Baldinotti – Famiglia (Secc. XVII-XVIII)
Di origine pistoiese, un ramo fiorì a Roma nei secc. XVII-XVIII, con ascrizione per qualche tempo al patriziato romano. E’ qui ricordata per la sua presenza nel Lazio. Il primo a stabilirsi a Roma fu il finanziere Zanobi, che come appaltatore delle dogane pontificie si arricchì molto. Fu anche appaltatore dei rifornimenti di neve e ghiaccio, che prelevava sui monti sopra Rocca Priora; perciò ivi eresse nel 1660 la piccola chiesa intitolata alla Madonna della Neve, apponendovi un’iscrizione con il proprio stemma (la chiesa sarà in seguito rifatta). Il figlio Cesare (1630-1728), oltre a succedere a Zanobi come titolare dell’appalto delle dogane, fu ammesso a cariche riservate alla nobiltà cittadina (guardiano dell’Ospedale della Consolazione, Conservatore del Comune) e si nobilitò anche sposando Marta Ghezzi di Otranto dei duchi di Carpineto. Per accedere a un titolo nobiliare, acquistò dal duca di Bracciano Flavio Orsini la vasta tenuta di Rota (5 ott. 1664). Per valorizzare quel piccolo castello, sito non lontano da Tolfa, non esitò a investirvi ingenti somme tratte dal suo banco romano: Rota si arricchì di edifici, divenendo un borgo agricolo ben pianificato accanto al palazzo già ivi eretto dai Santacroce.
L’ascesa al soglio pontificio del pistoiese Clemente IX favorì le aspettative di Cesare, che ottenne il titolo di marchese di Rota (14 ag. 1668). Da quel momento adottò un tenore di vita aristocratico, frequentando le rappresentazioni teatrali, acquistando manoscritti e libri rari, sostenendo con generosi contributi le attività dell’Arciconfraternita dei Fiorentini cui apparteneva, in particolare la stagione oratoriale dell’anno santo 1675. Questa liberalità peraltro contrastava con la singolare avidità con cui conduceva gli affari (come appaltatore delle dogane pretese denaro anche per far entrare in Roma il cadavere del cardinal Antonio Barberini, morto a Nemi). Per Rota, nonostante l’esiguità di quel centro abitato, volle promulgare una sorta di statuto, pubblicato con il suo stemma sul frontespizio (Ordinationi che si doveranno osservare nel castello di Rota, Bracciano 1669; opuscolo di 19 pagine: un esemplare legato in pergamena con fregi dorati nella Biblioteca della Fondazione Besso).
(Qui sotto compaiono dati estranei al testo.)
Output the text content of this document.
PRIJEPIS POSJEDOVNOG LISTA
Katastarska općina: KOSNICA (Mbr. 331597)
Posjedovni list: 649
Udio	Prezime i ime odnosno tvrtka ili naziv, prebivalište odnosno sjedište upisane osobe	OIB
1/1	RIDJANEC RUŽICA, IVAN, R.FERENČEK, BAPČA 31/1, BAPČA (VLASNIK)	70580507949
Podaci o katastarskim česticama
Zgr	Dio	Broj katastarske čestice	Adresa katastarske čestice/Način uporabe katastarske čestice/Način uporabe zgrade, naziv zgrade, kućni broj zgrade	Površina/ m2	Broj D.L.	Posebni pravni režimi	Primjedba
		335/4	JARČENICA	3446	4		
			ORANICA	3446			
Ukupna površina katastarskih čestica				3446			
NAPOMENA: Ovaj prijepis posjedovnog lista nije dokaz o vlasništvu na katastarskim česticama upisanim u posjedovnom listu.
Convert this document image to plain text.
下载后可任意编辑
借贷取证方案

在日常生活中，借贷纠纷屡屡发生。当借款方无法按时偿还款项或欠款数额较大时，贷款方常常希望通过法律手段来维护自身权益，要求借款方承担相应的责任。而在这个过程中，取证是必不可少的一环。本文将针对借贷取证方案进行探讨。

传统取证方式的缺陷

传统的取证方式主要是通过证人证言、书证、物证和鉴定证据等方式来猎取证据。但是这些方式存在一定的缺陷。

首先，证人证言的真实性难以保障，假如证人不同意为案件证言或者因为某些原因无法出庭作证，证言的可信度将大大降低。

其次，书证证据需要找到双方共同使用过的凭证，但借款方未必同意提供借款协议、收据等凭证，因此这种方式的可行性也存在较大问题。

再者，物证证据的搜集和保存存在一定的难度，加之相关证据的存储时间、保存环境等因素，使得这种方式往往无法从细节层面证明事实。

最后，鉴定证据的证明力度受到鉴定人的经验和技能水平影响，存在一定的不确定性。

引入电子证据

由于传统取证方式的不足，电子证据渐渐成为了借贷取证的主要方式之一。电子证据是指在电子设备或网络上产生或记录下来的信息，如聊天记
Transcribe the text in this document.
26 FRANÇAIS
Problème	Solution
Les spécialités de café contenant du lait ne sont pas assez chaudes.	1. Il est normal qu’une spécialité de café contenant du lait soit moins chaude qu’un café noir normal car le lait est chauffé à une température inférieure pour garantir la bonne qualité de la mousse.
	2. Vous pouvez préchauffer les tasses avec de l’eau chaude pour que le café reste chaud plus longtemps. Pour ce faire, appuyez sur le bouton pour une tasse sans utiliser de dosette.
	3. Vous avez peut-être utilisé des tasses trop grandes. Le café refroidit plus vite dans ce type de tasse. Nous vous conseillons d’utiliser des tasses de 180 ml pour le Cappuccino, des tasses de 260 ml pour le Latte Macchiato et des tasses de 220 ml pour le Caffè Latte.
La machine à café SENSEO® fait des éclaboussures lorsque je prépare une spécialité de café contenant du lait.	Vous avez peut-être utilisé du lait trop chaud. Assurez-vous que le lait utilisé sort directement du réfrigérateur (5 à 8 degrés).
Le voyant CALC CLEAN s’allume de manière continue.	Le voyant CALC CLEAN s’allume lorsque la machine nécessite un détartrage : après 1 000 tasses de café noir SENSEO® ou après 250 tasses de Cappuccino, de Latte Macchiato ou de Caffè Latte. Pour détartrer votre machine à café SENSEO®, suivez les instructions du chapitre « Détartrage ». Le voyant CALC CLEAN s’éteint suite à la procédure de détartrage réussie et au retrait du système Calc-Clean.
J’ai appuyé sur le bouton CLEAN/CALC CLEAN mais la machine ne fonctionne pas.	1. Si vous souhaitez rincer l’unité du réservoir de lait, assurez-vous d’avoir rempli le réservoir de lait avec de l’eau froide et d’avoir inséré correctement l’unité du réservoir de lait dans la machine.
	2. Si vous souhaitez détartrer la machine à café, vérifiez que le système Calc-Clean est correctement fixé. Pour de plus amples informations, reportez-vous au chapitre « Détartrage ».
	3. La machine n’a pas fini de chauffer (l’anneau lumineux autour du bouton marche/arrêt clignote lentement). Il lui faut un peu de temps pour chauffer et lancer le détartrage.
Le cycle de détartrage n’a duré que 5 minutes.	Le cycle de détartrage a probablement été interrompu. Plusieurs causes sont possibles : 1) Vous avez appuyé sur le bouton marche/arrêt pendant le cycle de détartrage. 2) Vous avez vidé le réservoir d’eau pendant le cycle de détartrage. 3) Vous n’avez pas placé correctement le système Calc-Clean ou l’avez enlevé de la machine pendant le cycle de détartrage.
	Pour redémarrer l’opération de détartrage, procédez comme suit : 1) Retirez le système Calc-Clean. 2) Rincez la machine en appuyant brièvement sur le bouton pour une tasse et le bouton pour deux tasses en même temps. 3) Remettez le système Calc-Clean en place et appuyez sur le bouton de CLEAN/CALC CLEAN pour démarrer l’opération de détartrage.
Subito fuori delle mura di Roma ebbe anche una vigna con casino (poi osteria) al distacco della Tuscolana dall’Appia Nuova, distrutta nel 1925 per l’edificazione moderna. Nel 1693 acquistò un edificio sul Corso presso S. Silvestro in Capite, adibendolo a residenza di famiglia e vivendoci con numerosa servitù. Ma di lì a poco sopravvenne un crack finanziario e Cesare finì in fallimento. Costretto a vendere il marchesato di Rota al ricchissimo Francesco Grillo (17 dic. 1698) ed a subire la vendita all’asta di tutti i suoi beni (1701), si rifugiò presso il conte Francesco Maria Carpegna, marito di sua figlia Ginevra; ivi morì molti anni dopo e fu sepolto in S. Eustachio. Con Ginevra, erede dei suoi debiti e rimasta vedova nel 1749, si estinse la famiglia.
Arme: alla banda caricata da tre corone d’alloro, accompagnata in capo e in punta da due stelle; gli smalti non sono noti.
BIBL. e FONTI – AVR, Parr. di S. Eustachio, Morti, III, ad diem 9.3.1728; Parr. di S. Maria in Via, Stato delle Anime 1696, f. 136. «Fasti Capitolini» (tabula 1668). Marchesi 1735, vol. II; Tomassetti, I, p. 182, II, p. 332, III, p. 332, IV, pp. 51, 61, 538, 564; Silvestrelli, pp. 591-592; Fiorani 1985, p. 350; Franchi 1988, pp. 371, 374; Rostirolla 1988, p. 586; Lepri – Mazzocchi 1997; Lalli 2003, n. 59.